生きること・死ぬことの意味を常日頃から考えていると思われる作者が、自らの知識や調査の結果をよりどころにして小説を展開したからではないかと思われますが、推測の域を出ません。
登場人物の死生観
次に、登場人物がどのような死生観を抱いていた・いるのかについて考えてみます。
祖父の死生観はイメージしやすいでしょう。これは『葛生』そのものです。
一部、散骨の概念も含まれてはいますが、死んだ後に愛した人と結ばれたいという気持ちは「葛生」から来ているに違いありません。
アキの死生観は、アボリジニに大きく影響されたことになっています。
高校生らしからぬ本を読んでいるなあ、と思ったものですが、これはアキの死生観を確定させるためのレトリックでしょう。
では、サクの死生観については、どうでしょうか?
サクの死生観は、年とともに大きく変化していきます。
学生の頃は、死後の世界について懐疑的です。『ニュートン』を愛読していた科学少年よろしく、死後の世界は存在しない、と突っぱねているかのようです。
アキが亡くなってからも、サクは自らの死生観を変えることができません。ですから、サクにとっては、アキはどこかに消え失せてしまったとしか考えられません。

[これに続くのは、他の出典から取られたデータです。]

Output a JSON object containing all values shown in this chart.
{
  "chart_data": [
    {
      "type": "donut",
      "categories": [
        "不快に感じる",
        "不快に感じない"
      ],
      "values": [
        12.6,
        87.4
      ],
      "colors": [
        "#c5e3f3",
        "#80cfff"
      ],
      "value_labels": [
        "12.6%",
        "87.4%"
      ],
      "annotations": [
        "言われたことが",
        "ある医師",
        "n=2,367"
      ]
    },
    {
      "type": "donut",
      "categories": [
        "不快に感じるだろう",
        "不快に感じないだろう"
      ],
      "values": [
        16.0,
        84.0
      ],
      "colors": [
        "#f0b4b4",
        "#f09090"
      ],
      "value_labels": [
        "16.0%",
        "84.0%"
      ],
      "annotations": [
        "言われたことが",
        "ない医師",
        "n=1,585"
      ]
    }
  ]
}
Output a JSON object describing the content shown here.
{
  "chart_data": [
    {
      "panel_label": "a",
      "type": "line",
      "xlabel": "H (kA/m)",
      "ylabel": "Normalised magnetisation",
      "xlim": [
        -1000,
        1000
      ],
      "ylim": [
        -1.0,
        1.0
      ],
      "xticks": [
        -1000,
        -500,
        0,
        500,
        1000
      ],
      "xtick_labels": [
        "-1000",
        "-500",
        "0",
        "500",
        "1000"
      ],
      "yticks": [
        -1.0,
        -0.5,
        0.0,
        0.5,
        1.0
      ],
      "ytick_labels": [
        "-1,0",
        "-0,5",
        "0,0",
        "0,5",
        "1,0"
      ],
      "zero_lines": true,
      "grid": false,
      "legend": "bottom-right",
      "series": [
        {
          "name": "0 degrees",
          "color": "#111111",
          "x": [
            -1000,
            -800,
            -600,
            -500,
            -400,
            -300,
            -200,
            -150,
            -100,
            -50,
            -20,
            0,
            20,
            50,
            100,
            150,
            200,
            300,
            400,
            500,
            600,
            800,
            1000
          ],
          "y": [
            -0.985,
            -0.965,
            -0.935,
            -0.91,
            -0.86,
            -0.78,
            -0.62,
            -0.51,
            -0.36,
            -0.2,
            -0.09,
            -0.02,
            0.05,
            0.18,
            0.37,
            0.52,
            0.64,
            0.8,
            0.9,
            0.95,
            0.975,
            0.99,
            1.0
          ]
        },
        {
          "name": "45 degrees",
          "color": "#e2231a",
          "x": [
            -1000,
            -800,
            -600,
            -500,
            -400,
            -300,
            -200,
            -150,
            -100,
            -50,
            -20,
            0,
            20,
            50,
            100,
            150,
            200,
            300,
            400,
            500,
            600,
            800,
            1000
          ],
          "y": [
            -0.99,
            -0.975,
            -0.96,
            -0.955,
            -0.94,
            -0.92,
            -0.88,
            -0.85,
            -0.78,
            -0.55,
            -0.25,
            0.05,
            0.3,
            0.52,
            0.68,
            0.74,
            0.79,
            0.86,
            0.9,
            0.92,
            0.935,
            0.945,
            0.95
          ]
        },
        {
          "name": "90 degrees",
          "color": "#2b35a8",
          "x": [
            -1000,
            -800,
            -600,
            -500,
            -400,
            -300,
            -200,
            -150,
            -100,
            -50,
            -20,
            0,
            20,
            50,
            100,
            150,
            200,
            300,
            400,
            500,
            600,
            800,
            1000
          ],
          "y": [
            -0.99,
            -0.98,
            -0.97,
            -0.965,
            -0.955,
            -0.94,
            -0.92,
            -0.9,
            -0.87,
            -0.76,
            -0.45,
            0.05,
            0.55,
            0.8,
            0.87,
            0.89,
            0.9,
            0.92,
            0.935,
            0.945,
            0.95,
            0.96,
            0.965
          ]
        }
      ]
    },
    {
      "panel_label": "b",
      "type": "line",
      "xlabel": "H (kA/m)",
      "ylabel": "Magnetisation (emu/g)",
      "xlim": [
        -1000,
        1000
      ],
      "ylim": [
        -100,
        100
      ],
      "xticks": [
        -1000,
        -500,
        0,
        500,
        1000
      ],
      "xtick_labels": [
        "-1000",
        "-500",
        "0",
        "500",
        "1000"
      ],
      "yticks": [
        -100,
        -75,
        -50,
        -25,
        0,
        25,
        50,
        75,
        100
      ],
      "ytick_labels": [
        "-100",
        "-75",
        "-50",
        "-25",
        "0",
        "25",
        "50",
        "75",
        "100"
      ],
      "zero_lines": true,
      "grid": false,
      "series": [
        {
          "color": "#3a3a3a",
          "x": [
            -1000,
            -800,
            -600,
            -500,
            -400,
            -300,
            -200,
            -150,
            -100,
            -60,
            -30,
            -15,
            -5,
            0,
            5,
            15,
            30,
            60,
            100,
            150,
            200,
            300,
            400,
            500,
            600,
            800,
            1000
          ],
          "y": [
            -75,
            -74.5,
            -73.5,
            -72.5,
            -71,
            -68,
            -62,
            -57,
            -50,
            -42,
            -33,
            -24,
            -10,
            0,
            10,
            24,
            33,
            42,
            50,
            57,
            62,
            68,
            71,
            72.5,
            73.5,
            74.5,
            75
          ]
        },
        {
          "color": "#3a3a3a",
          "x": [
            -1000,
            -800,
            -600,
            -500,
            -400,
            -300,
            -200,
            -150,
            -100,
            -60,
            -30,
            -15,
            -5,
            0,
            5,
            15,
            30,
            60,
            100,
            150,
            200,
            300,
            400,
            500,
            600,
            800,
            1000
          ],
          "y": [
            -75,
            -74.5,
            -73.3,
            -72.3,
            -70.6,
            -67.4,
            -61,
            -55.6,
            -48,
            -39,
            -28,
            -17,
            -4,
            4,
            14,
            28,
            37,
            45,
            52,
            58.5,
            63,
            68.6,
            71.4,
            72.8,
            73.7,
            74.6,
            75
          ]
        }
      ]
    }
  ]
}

そのどうしようもない喪失感がもたらす絶望が、現実と向き合う力をサクから奪ってしまいます。第四章で祖父と話し合うまで、サクはこの状態です。
しかし、過ぎていく時間が、サクの死生観を変えていきます。正確には、植えつけていく、と言った方が良いかもしれません。
年月を経てサクが得た死生観とは、一体どのようなものなのでしょうか?
上に掲げた三つのどれでもなく、三つの死生観が混在したものである、としか言いようがありません。
いずれにも少しずつ似ていて、そして少しずつ違っているように見えます。
それは恐らく、アキを失ったサクが、その後の人生で考えて出した結論なのでしょう。
人はなぜ生きるのでしょうか。
死ぬということは、どういうことなのでしょうか。
苦悶の末にサクが出した結論に触れるだけでも、セカチューという小説を読む価値があろうというものです。